Shoppers look at plants at a nursery in Macomb, Mich., Monday, April 27, 2020. (AP Photo/Paul Sancya)

LAS VEGAS (FOX5) -- As restrictions around Southern Nevada are relaxed and people venture back outside, nurseries are experiencing more business than usual.

"We've just been extremely busy, a lot of customers coming in looking for a lot of different things, roses, fruit trees. We're selling a lot of our big shade trees, privacy trees. We've just been really busy this year," said Michael McConnell, general manager of Moon Valley Nurseries on Eastern Avenue. “We don’t do the volume that we’re doing right now.”

McConnell said the reason for the gardening boom is most likely a desire to be outdoors after being stuck inside for months.

"I think a lot of people are trying to get out right now and come down to the nursery, it's a beautiful place to be. We've got all the trees and plants and we're outside so, people are really loving coming out," said McConnell. 

Customers said they are being drawn to nurseries to enjoy the sunshine, fresh air and mild weather.

For many, gardening is also providing a much needed distraction.

"Not much else to do and I like gardening. It takes my mind off of everything else that's going on," said 18-year-old recent high school graduate Michael Stella. “I’m here buying fruits and veggies for the garden in my courtyard."

Others are longing to get back to a simper time.

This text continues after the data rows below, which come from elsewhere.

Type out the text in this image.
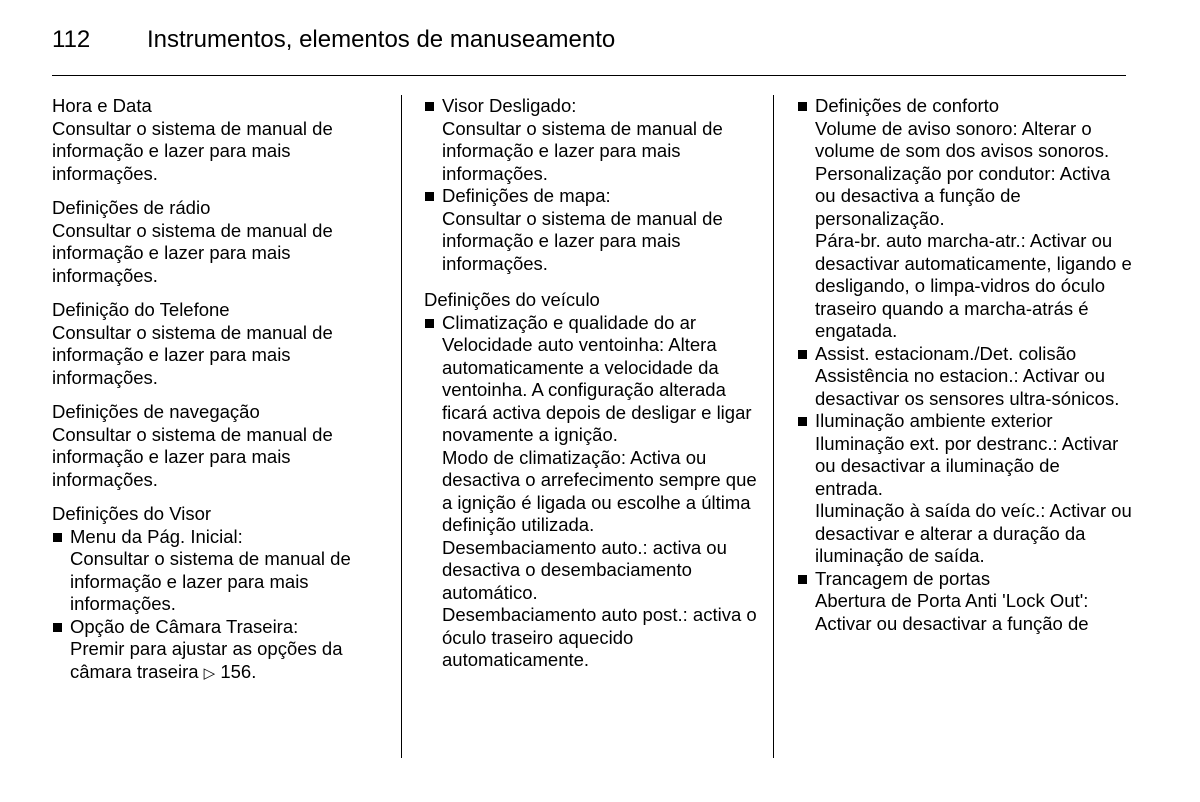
112 Instrumentos, elementos de manuseamento

Hora e Data

Consultar o sistema de manual de informação e lazer para mais informações.

Definições de rádio

Consultar o sistema de manual de informação e lazer para mais informações.

Definição do Telefone

Consultar o sistema de manual de informação e lazer para mais informações.

Definições de navegação

Consultar o sistema de manual de informação e lazer para mais informações.

Definições do Visor

Menu da Pág. Inicial:

Consultar o sistema de manual de informação e lazer para mais informações.

Opção de Câmara Traseira:

Premir para ajustar as opções da câmara traseira ▷ 156.

Visor Desligado:

Consultar o sistema de manual de informação e lazer para mais informações.

Definições de mapa:

Consultar o sistema de manual de informação e lazer para mais informações.

Definições do veículo

Climatização e qualidade do ar

Velocidade auto ventoinha: Altera automaticamente a velocidade da ventoinha. A configuração alterada ficará activa depois de desligar e ligar novamente a ignição.

Modo de climatização: Activa ou desactiva o arrefecimento sempre que a ignição é ligada ou escolhe a última definição utilizada.

Desembaciamento auto.: activa ou desactiva o desembaciamento automático.

Desembaciamento auto post.: activa o óculo traseiro aquecido automaticamente.

Definições de conforto

Volume de aviso sonoro: Alterar o volume de som dos avisos sonoros.

Personalização por condutor: Activa ou desactiva a função de personalização.

Pára-br. auto marcha-atr.: Activar ou desactivar automaticamente, ligando e desligando, o limpa-vidros do óculo traseiro quando a marcha-atrás é engatada.

Assist. estacionam./Det. colisão

Assistência no estacion.: Activar ou desactivar os sensores ultra-sónicos.

Iluminação ambiente exterior

Iluminação ext. por destranc.: Activar ou desactivar a iluminação de entrada.

Iluminação à saída do veíc.: Activar ou desactivar e alterar a duração da iluminação de saída.

Trancagem de portas

Abertura de Porta Anti 'Lock Out': Activar ou desactivar a função de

"We used to live in the Bay area, San Francisco, and now that we moved here and quarantined all of a sudden, we miss our nice garden in San Francisco," said Summerlin resident Ed Reyes.

Among the nurseries top selling items are rose bushes and fruit trees.

"We have the best lemon trees right now. People are eating them up and they are flying out of here faster than I can keep them in stock. We got the Meyer Lemon, the Lisbon Lemon, They're all California citrus, the ever-blooming lemon so you'll always have the fruit and flowers. And they are just flying out of here," said McConnell.

Hundreds of ribbons attached to trees, shrubs and flowers signify the item has already been sold.